Monday, June 2, 2008

If at first you don't succeed...

Yearbook typos are funny (and I say this as a former yearbook editor who died a little inside each time she found a typo in her finished project, so actually by "funny" I mean "AAAAAAAAA!"), but check out the comment from the yearbook company at the end of this article about spellcheck turning evil. Dude, if it's happening EVERY YEAR, maybe at some point you want to work out a way of fixing the system? Maybe, call me crazy, but perhaps DISABLING FREAKING SPELLCHECK?

(Also, could someone open up Blogger's spellcheck and add the word "spellcheck?" Kthxbai. And add "kthxbai" while you're in there.)

1... 2...

A musician I never got to see, clothes I never got to wear (though I don't so much care about that), and (ETA: one committed product designer whose work I know rather well).

1. Bo Diddley, noted gunslinger.



2. Yves Saint Laurent, noted popularizer of women's pantsuits.
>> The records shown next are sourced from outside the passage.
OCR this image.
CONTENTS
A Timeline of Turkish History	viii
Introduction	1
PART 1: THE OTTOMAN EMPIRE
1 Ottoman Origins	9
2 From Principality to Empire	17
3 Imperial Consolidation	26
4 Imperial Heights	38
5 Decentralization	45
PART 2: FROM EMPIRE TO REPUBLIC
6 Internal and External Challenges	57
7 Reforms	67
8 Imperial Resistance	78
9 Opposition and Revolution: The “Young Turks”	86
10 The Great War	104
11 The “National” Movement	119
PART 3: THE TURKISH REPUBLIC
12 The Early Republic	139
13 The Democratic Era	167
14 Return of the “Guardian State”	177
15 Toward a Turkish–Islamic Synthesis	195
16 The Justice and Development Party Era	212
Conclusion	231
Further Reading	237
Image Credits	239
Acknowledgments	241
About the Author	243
3. ...and unless something big happens (get well soon, Teddy Kennedy; I don't want you in the Trifecta for a long time yet ETA: you either, Byrd! stop that!), I'm gonna go with Mr. Fredric J. Baur, inventor of the Pringles can -- not because he's recent (he died last month), not because he gives us a well-balanced Trifecta, but because this commercial extolling his smart design is just too fun.



Mr. Baur, very proud of his invention, had a portion of his ashes buried in a Pringles can. And that dear friends is commitment. (Confidential to any Gunn family members passing through: Remember the ringtoss game Dad made out that used the plastic rings off the top of the old-school Pringles cans? That was a very cool ringtoss. I wish I'd told him so.)